The prescription draws from the parts bin. Soar gives back. Six algorithms from Soar’s architecture are now in the parts bin:

AlgorithmParts bin cellWhat it does
RETE networkCache × graphIncremental pattern matching. Processes WME deltas, caches partial match state. Pays for change instead of total knowledge.
Truth maintenanceFilter × graphI-supported structures auto-retract when their creating rule unmatches. Data-driven, no explicit delete.
Staged preferencesAttend × flatReject-first, rank-survivors via run_preference_semantics(). Process prohibit/reject before better/worse/best.
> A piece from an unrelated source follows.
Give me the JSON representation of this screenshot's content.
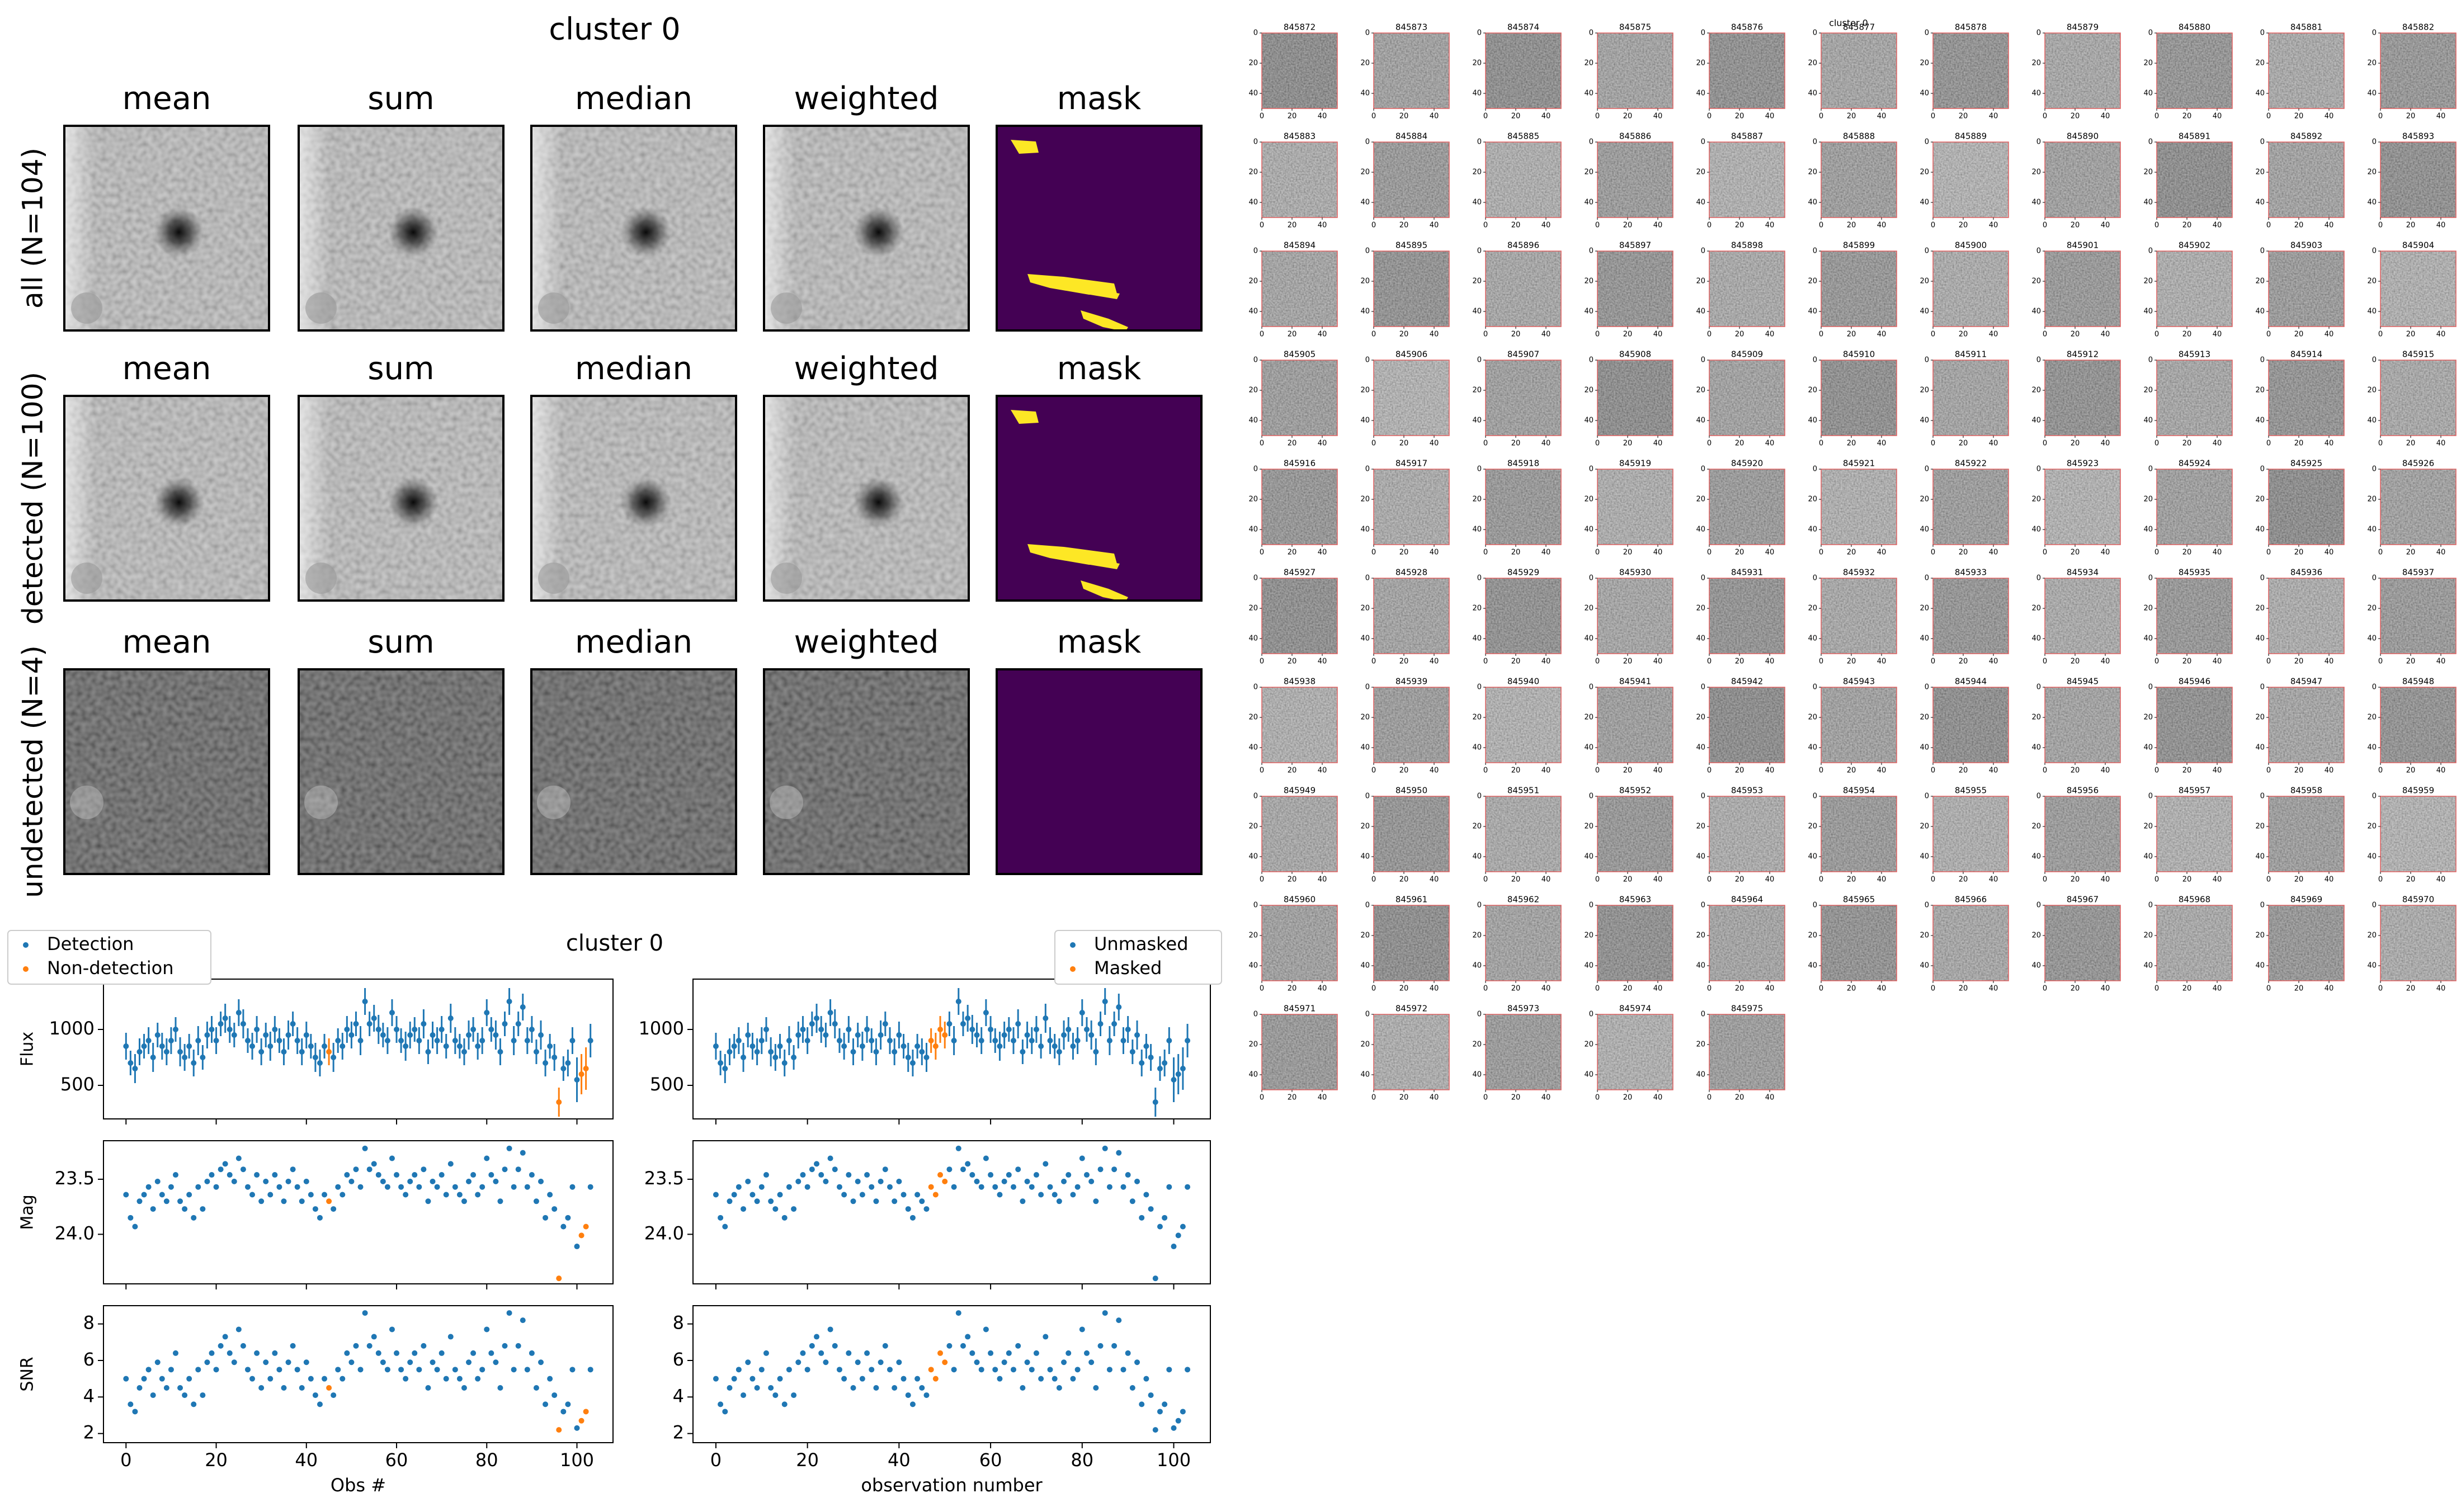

EBC/ChunkingConsolidate × treeBacktrace through dependency tree, identify necessary conditions, compile deliberation into production rule.
Delta-bar-deltaConsolidate × flatPer-production adaptive learning rate. Each rule gets its own alpha, updated on every RL update.
Delta episodic storageRemember × sequenceStore only changes between snapshots. Interval representation for persistent elements.

Based on Laird (2022), “Introduction to the Soar Cognitive Architecture”; Derbinsky & Laird (2013), “Effective and efficient forgetting of learned knowledge”; Casteigts et al. (2019), “Computing Parameters of Sequence-Based Dynamic Graphs”; Rasmussen (2025), “Zep: A Temporal Knowledge Graph Architecture”; the parts bin; the union-find compaction experiment; and the Natural Framework. Written via the double loop.